A judge on Friday denied a request by the sponsors of Initiative 1033 to correct what they say were errors in the fiscal impact statement to be distributed in the statewide voters pamphlet.
Thurston County Superior Court Judge Richard Hicks said he didn’t have authority to order state officials to change the statement without evidence of an egregious error.
“There may be differences of opinion,” he said. “I can’t say there is a clear error in the fiscal impact statement.”
The sponsors sought court orders requiring the director of the state Office of Financial Management to amend the statement and barring the secretary of state from publishing the drafted statement in the voters pamphlet.
Their attorney, Richard Stephens, offered two alternative remedies at the hearing: publish the drafted statement and note that a revised one will be available online, or publish it with a note that some of the assumptions in it are in dispute.
The state has said that had the litigation succeeded, it would have delayed delivery of the voters pamphlet.

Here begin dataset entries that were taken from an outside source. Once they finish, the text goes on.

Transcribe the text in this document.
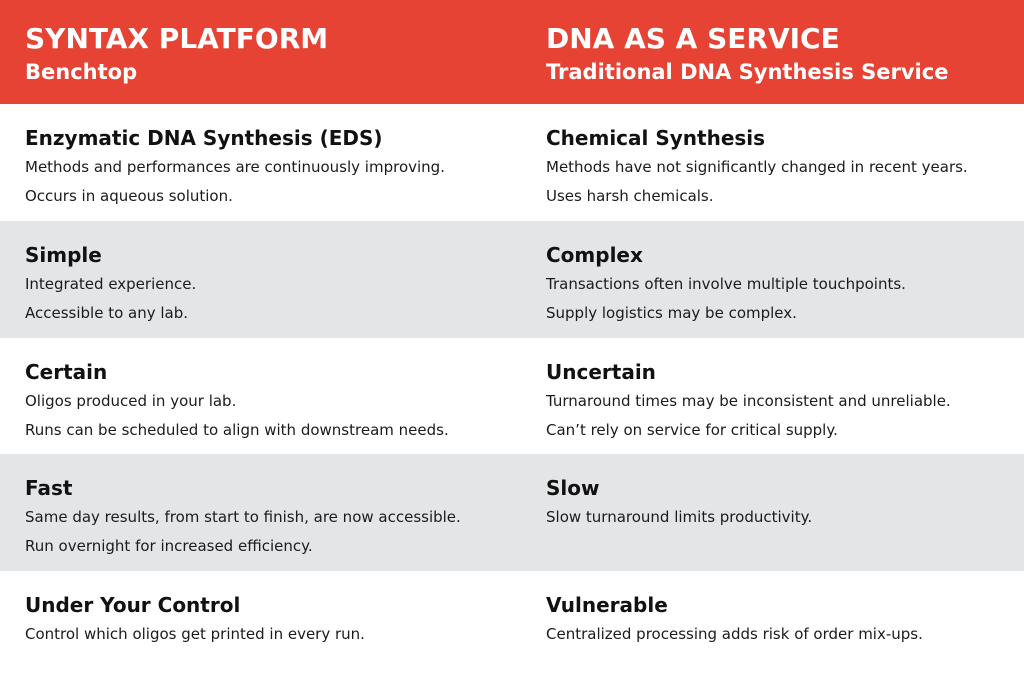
SYNTAX PLATFORM
Benchtop
DNA AS A SERVICE
Traditional DNA Synthesis Service
Enzymatic DNA Synthesis (EDS)
Methods and performances are continuously improving.
Occurs in aqueous solution.
Chemical Synthesis
Methods have not significantly changed in recent years.
Uses harsh chemicals.
Simple
Integrated experience.
Accessible to any lab.
Complex
Transactions often involve multiple touchpoints.
Supply logistics may be complex.
Certain
Oligos produced in your lab.
Runs can be scheduled to align with downstream needs.
Uncertain
Turnaround times may be inconsistent and unreliable.
Can’t rely on service for critical supply.
Fast
Same day results, from start to finish, are now accessible.
Run overnight for increased efficiency.
Slow
Slow turnaround limits productivity.
Under Your Control
Control which oligos get printed in every run.
Vulnerable
Centralized processing adds risk of order mix-ups.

Deputy solicitor general James Pharris said he couldn’t think of an instance in which a judge should order revisions to a fiscal impact statement unless it contains major errors.
“It’s out there for people to look at,” he said. “That’s better than second-guessing by a court.”
Paul Lawrence, an attorney for the No on I-1033 campaign, said the lawsuit was politically motivated. He added that had it succeeded, it could have resulted in fiscal impact statements filled with asterisks if every affected party took exception to their assumptions.
“That doesn’t make any sense, and it’s not workable,” he said.
Sponsors say the statement contains errors that assume limits on the amount of revenue that falls under the initiative.
Initiative 1033 would cap the growth in revenue funneled to state and local governments’ general funds, based on an annual rate of inflation and population growth. Any revenue over that limit would be used to lower property taxes the following year unless voters decide otherwise.
OFM estimated the initiative would cost state government $5.9 billion in tax revenues, and cities and counties nearly $2.8 billion in receipts by 2015. Corresponding amounts would be diverted to separate accounts used to pay down the amounts levied as property taxes.
Initiative sponsor Tim Eyman said those figures probably would be larger. He cited a report released Thursday by the Washington Research Council that estimated OFM’s assumptions would preclude $30 million in state spending and 10 percent and 17 percent of the general funds for cities and counties, respectively.
Eyman characterized the ruling as a victory for the sponsors. He said that if they hadn’t raised issues with the assumptions, they could have become part of the “legislative history” and potentially reshaped the initiative if it were to become law.